Dans un contexte où la population est vieillissante, les cas de démence sont en forte progression dans plusieurs pays. La raison est simple : l’âge est le principal facteur de risque, après 65 ans.
«Les gens veulent vivre longtemps, mais aussi en santé. Le problème, c’est que l’Alzheimer nous vole les acquis qu’on a eus en sciences, observe Mme Belleville. [...] Ces belles années où on pensait être proches de nos enfants et petits-enfants, finalement, on souffre d’une maladie terrible.»
«Pas prêts»
«On ne serait pas prêts demain à accueillir le double de cas.

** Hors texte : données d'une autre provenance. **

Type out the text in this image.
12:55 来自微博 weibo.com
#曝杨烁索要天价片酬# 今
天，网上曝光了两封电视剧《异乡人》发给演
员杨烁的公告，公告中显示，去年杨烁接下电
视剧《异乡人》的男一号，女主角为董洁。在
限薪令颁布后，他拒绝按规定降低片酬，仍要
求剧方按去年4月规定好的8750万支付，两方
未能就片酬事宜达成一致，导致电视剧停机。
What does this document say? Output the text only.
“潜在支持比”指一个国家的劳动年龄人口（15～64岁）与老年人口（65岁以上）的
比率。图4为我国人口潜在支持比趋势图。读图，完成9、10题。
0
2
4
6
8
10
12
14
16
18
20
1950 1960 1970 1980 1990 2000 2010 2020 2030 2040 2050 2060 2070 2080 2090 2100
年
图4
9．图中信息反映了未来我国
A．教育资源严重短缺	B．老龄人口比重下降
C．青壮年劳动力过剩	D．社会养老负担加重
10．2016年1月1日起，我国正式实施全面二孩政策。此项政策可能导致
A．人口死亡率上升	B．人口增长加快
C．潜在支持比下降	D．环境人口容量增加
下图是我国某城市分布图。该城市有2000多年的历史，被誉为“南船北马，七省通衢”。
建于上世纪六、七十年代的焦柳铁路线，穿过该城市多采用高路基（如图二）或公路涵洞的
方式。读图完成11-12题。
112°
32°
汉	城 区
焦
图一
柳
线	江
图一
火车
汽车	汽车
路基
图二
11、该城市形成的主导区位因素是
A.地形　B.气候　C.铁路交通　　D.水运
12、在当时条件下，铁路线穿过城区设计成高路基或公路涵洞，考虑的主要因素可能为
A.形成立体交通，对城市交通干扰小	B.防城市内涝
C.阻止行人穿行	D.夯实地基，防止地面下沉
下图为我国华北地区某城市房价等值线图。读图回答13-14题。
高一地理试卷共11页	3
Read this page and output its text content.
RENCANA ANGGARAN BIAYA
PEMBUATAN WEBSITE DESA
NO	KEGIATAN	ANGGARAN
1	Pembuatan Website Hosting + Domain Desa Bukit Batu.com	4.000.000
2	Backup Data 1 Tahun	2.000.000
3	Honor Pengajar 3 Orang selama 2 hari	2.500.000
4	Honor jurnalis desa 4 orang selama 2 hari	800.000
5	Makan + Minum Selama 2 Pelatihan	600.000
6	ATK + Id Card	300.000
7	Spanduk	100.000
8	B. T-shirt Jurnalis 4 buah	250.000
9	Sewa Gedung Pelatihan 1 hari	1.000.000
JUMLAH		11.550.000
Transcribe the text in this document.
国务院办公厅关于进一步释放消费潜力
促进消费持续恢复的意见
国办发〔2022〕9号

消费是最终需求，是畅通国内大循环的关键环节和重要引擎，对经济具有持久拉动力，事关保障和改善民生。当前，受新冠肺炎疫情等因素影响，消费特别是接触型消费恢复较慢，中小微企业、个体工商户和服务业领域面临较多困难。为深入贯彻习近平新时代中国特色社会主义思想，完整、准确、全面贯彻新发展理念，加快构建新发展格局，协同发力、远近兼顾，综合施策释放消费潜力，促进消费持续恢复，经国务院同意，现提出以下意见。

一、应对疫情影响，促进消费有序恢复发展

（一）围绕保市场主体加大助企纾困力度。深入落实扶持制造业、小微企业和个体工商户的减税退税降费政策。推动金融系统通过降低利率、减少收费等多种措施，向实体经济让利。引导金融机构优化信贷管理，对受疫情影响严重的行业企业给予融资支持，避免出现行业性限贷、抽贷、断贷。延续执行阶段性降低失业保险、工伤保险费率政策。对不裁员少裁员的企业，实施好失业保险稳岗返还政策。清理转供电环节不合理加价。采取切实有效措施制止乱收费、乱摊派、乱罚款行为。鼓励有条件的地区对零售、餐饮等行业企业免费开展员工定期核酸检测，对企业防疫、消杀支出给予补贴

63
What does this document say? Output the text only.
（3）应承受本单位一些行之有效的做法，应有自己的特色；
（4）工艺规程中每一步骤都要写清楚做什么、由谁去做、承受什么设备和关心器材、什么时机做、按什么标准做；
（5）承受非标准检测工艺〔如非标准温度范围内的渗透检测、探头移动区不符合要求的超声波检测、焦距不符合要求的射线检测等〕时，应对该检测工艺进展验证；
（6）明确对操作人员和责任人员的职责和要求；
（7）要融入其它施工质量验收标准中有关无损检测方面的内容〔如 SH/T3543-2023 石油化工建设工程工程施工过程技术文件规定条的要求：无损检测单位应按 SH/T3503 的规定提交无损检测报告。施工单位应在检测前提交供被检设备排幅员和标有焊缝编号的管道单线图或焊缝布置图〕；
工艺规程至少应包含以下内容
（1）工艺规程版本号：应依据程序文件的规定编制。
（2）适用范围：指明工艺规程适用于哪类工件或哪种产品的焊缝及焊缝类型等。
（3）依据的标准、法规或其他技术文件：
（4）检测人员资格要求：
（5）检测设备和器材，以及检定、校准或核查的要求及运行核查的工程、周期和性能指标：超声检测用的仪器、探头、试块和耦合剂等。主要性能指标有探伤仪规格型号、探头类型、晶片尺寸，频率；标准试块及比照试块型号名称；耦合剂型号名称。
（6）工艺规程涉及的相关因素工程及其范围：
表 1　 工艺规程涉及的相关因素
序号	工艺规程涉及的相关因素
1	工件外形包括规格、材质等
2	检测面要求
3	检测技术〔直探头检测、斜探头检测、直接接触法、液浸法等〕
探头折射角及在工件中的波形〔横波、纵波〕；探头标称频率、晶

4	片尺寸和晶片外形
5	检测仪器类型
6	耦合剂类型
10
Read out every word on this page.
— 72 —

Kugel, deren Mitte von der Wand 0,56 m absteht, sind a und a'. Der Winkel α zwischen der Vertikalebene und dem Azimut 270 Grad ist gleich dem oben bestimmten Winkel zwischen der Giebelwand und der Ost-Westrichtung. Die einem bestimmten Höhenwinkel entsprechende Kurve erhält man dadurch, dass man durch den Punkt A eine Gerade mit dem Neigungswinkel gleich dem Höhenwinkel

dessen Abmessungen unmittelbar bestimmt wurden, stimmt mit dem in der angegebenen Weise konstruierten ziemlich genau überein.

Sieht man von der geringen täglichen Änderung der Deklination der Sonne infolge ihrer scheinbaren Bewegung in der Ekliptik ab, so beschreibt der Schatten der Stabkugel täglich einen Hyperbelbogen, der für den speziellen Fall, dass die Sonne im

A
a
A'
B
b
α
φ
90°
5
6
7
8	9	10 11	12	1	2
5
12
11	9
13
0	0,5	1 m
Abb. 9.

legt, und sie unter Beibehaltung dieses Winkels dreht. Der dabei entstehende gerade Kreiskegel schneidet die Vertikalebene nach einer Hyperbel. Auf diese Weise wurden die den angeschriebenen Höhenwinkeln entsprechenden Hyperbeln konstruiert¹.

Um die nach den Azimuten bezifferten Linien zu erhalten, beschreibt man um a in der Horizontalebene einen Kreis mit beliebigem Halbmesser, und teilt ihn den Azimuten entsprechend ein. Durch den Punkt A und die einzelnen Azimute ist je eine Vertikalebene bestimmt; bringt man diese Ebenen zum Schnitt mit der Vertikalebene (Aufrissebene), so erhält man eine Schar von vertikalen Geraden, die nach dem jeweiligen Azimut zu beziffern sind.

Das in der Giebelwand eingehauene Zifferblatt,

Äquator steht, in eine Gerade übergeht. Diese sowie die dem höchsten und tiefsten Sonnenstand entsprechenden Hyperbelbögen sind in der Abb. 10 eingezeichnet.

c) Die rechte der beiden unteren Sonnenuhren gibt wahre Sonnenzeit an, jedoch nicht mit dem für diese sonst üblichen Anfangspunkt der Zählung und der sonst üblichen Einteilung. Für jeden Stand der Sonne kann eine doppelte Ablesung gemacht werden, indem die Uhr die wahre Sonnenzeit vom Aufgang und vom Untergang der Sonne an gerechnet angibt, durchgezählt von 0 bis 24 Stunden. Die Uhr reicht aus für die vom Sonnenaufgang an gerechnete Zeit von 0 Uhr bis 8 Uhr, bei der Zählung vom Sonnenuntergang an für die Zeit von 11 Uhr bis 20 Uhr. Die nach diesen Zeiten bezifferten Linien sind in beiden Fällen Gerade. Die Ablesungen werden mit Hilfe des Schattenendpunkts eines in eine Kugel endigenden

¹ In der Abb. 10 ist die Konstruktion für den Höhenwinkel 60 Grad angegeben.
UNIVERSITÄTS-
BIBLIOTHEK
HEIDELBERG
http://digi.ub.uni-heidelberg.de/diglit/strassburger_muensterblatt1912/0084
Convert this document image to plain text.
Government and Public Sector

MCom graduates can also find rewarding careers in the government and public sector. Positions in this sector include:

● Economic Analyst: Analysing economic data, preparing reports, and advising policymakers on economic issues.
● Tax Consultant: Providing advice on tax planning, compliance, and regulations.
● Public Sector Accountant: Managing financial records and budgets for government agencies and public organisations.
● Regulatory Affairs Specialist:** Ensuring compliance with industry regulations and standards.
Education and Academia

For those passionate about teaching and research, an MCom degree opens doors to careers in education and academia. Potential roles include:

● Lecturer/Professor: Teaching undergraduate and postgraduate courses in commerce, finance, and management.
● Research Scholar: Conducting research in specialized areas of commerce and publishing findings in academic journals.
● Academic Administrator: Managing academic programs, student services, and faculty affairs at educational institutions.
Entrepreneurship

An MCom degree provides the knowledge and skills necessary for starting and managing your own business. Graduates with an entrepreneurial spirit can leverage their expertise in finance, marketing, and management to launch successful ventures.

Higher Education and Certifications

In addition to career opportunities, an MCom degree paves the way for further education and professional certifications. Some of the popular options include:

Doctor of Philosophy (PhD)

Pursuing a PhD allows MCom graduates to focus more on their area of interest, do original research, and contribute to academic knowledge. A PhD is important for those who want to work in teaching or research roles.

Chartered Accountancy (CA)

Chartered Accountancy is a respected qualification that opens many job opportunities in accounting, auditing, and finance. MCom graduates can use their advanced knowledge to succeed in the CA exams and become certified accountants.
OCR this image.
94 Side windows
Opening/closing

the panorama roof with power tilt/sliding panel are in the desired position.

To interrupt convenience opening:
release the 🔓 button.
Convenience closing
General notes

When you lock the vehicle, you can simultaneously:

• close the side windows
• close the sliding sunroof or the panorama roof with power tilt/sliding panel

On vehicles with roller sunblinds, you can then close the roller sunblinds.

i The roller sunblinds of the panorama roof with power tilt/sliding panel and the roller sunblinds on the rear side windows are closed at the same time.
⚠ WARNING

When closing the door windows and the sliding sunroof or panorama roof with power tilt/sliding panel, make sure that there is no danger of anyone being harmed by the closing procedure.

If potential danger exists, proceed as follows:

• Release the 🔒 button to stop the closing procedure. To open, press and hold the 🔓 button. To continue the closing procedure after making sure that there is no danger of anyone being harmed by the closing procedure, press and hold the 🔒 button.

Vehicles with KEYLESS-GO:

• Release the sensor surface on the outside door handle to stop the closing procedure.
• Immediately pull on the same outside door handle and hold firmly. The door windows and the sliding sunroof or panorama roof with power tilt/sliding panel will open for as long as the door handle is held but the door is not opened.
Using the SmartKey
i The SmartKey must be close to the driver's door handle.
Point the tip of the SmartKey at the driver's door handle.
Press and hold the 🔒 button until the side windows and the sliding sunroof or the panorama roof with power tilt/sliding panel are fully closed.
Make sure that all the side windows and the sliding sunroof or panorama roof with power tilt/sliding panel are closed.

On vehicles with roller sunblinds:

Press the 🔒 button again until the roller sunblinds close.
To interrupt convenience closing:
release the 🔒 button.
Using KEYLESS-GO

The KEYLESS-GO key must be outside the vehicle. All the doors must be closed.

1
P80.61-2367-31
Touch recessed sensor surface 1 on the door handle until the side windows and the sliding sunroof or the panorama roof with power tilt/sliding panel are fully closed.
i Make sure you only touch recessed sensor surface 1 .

Mais il commence à y avoir une sensibilisation des gouvernements à reconnaître que tout ce qui entoure le vieillissement doit être une priorité», nuance Mme Belleville.
Selon le Dr Nasreddine, cette maladie est victime d’âgisme dans la société puisqu’elle touche une population vieillissante.
«C’est comme si on est obligés d’attendre que ça touche tellement de monde, et que ça devienne une évidence, qu’il faut investir là-dedans. Même s’il sera trop tard pour une certaine génération.»La démence en chiffres
Elle peut être causée par différentes maladies ou blessures touchant le cerveau. Sa forme la plus courante est la maladie d’Alzheimer, qui représente 64 % des cas. Parmi les autres formes, il y a la démence vasculaire, soit des pertes cognitives liées à une atteinte du réseau vasculaire cérébral, et la démence à corps de Lewy, qui se caractérise par des dépôts de protéines dans les cellules nerveuses du cerveau.
Le tiers des personnes âgées de 85 ans et plus seront atteintes.
Espérance de vie au moment du diagnostic : de 7 à 10 ans.
Qu’est-ce que l’Alzheimer?
Maladie irréversible qui détruit les cellules du cerveau et cause des troubles de la pensée et de la mémoire. Des plaques minuscules et toxiques (plaques amyloïdes) finissent par étouffer les cellules saines et causent leur mort.
Symptômes
Pertes de mémoire (court et long terme)
Perte de jugement
Sautes d’humeur
Changements de comportement
Difficultés à communiquer
Facteurs de risque
Âge
Sexe (les femmes sont davantage touchées que les hommes)
Génétique
Maladies cardiovasculaires
Dépression
Commotions cérébrales
Diabète
Hypertension
Tabagisme
Obésité
Facteurs «protecteurs»
Niveau d’éducation (minimum 15 ans)
Activité physique
Stimulation cognitive
Saines habitudes de vie
Coût net annuel d’un lit en CHSLD
2015-2016: 82 448 $
2014-2015: 82 006 $
2013-2014: 79 487 $
2012-2013: 77 522 $
2011-2012: 74 973 $
Espérance de vie en CHSLD : 28 mois (2015).
Source : MSSS et Fédération québécoise des sociétés Alzheimer
Prévisions du nombre de Québécois de 65 ans et plus atteints de démence
2015: 152 084
2025: 213 278
2035: 296 333
Hausse sur 20 ans : 95 %
Source : prévisions du MSSS, selon des données de l’Institut de la statistique et de l’étude américaine «Prevalence of dementia in the United States».